Pflichtteil: Rechte beim Nachlassverzeichnis

28.08.2025, Autor: Herr Thorsten Post / Lesedauer ca. 2 Min. (8 mal gelesen)
Pflichtteilsberechtigte können vom Erben ein notarielles Nachlassverzeichnis verlangen. Doch sie dürfen nicht selbst bei den Ermittlungen des Notars dabei sein oder Einblick in dessen Unterlagen nehmen – das hat das OLG München klargestellt.

Warum gibt es das notarielle Nachlassverzeichnis?
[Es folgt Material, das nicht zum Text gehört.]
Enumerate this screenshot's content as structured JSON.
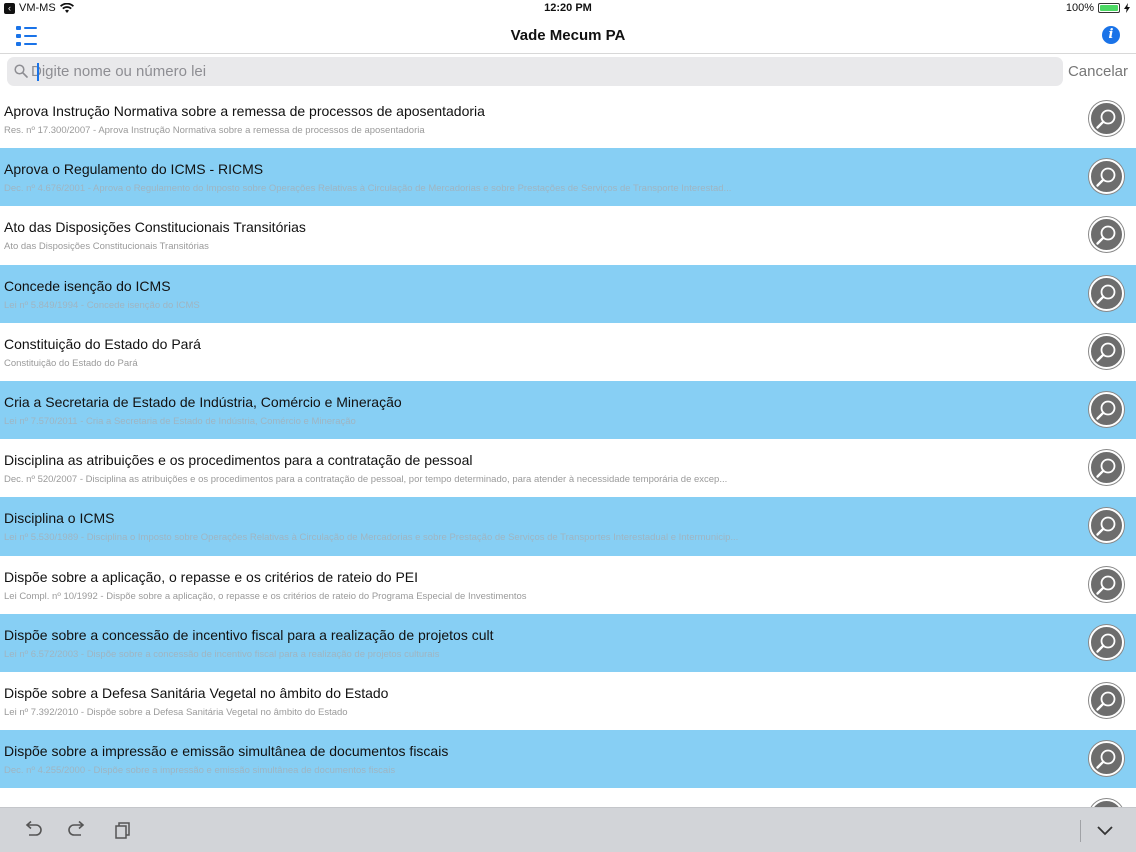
{
  "status_bar": {
    "carrier": "VM-MS",
    "time": "12:20 PM",
    "battery_percent": "100%",
    "battery_level": 1.0,
    "icons": [
      "back-to-app-icon",
      "wifi-icon",
      "battery-icon",
      "charging-bolt-icon"
    ]
  },
  "nav": {
    "title": "Vade Mecum PA",
    "left_icon": "list-menu-icon",
    "right_icon": "info-icon",
    "accent_color": "#1a73e8"
  },
  "search": {
    "placeholder": "Digite nome ou número lei",
    "value": "",
    "cancel_label": "Cancelar"
  },
  "list": {
    "highlight_color": "#87cff4",
    "items": [
      {
        "title": "Aprova Instrução Normativa sobre a remessa de processos de aposentadoria",
        "subtitle": "Res. nº 17.300/2007 - Aprova Instrução Normativa sobre a remessa de processos de aposentadoria",
        "highlighted": false
      },
      {
        "title": "Aprova o Regulamento do ICMS - RICMS",
        "subtitle": "Dec. nº 4.676/2001 - Aprova o Regulamento do Imposto sobre Operações Relativas à Circulação de Mercadorias e sobre Prestações de Serviços de Transporte Interestad...",
        "highlighted": true
      },
      {
        "title": "Ato das Disposições Constitucionais Transitórias",
        "subtitle": "Ato das Disposições Constitucionais Transitórias",
        "highlighted": false
      },
      {
        "title": "Concede isenção do ICMS",
        "subtitle": "Lei nº 5.849/1994 - Concede isenção do ICMS",
        "highlighted": true
      },
      {
        "title": "Constituição do Estado do Pará",
        "subtitle": "Constituição do Estado do Pará",
        "highlighted": false
      },
      {
        "title": "Cria a Secretaria de Estado de Indústria, Comércio  e Mineração",
        "subtitle": "Lei nº 7.570/2011 - Cria a Secretaria de Estado de Indústria, Comércio  e Mineração",
        "highlighted": true
      },
      {
        "title": "Disciplina as atribuições e os procedimentos para a contratação de pessoal",
        "subtitle": "Dec. nº 520/2007 - Disciplina as atribuições e os procedimentos para a contratação de pessoal, por tempo determinado, para atender à necessidade temporária de excep...",
        "highlighted": false
      },
      {
        "title": "Disciplina o ICMS",
        "subtitle": "Lei nº 5.530/1989 - Disciplina o Imposto sobre Operações Relativas à Circulação de Mercadorias e sobre Prestação de Serviços de Transportes Interestadual e Intermunicip...",
        "highlighted": true
      },
      {
        "title": "Dispõe sobre a aplicação, o repasse e os critérios de rateio do PEI",
        "subtitle": "Lei Compl. nº 10/1992 - Dispõe sobre a aplicação, o repasse e os critérios de rateio do Programa Especial de Investimentos",
        "highlighted": false
      },
      {
        "title": "Dispõe sobre a concessão de incentivo fiscal para a realização de projetos cult",
        "subtitle": "Lei nº 6.572/2003 - Dispõe sobre a concessão de incentivo fiscal para a realização de projetos culturais",
        "highlighted": true
      },
      {
        "title": "Dispõe sobre a Defesa Sanitária Vegetal no âmbito do Estado",
        "subtitle": "Lei nº 7.392/2010 - Dispõe sobre a Defesa Sanitária Vegetal no âmbito do Estado",
        "highlighted": false
      },
      {
        "title": "Dispõe sobre a impressão e emissão simultânea de documentos fiscais",
        "subtitle": "Dec. nº 4.255/2000 - Dispõe sobre a impressão e emissão simultânea de documentos fiscais",
        "highlighted": true
      },
      {
        "title": "",
        "subtitle": "",
        "highlighted": false
      }
    ],
    "row_button_icon": "magnifier-icon"
  },
  "toolbar": {
    "icons": [
      "undo-icon",
      "redo-icon",
      "paste-icon",
      "chevron-down-icon"
    ]
  }
}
Wer enterbt wurde oder weniger als den gesetzlichen Erbteil erhält, hat Anspruch auf den Pflichtteil. Damit dieser Anspruch berechnet werden kann, muss der Pflichtteilsberechtigte die Größe und den Wert des Nachlasses kennen. Reicht das einfache Verzeichnis des Erben nicht aus oder bestehen Zweifel an dessen Richtigkeit, kann nach § 2314 BGB ein notarielles Nachlassverzeichnis verlangt werden. Dieses soll eine unabhängige, neutrale Erhebung des Nachlasses sicherstellen und Streit vermeiden.

Was hat das OLG München entschieden?

Im entschiedenen Fall verlangte ein Pflichtteilsberechtigter, bei der Erstellung des notariellen Nachlassverzeichnisses anwesend zu sein und die vom Notar gesammelten Unterlagen (z. B. Kontoauszüge, Verträge) selbst einzusehen. Das OLG München hat dies ausdrücklich abgelehnt. Der Notar erstellt ein Verzeichnis als eigene Tatsachenbescheinigung. Wie er zu seinen Erkenntnissen gelangt, ist allein seine Aufgabe. Der Pflichtteilsberechtigte erhält nur das fertige Ergebnis, nicht aber Einsicht in alle Unterlagen und Ermittlungsschritte.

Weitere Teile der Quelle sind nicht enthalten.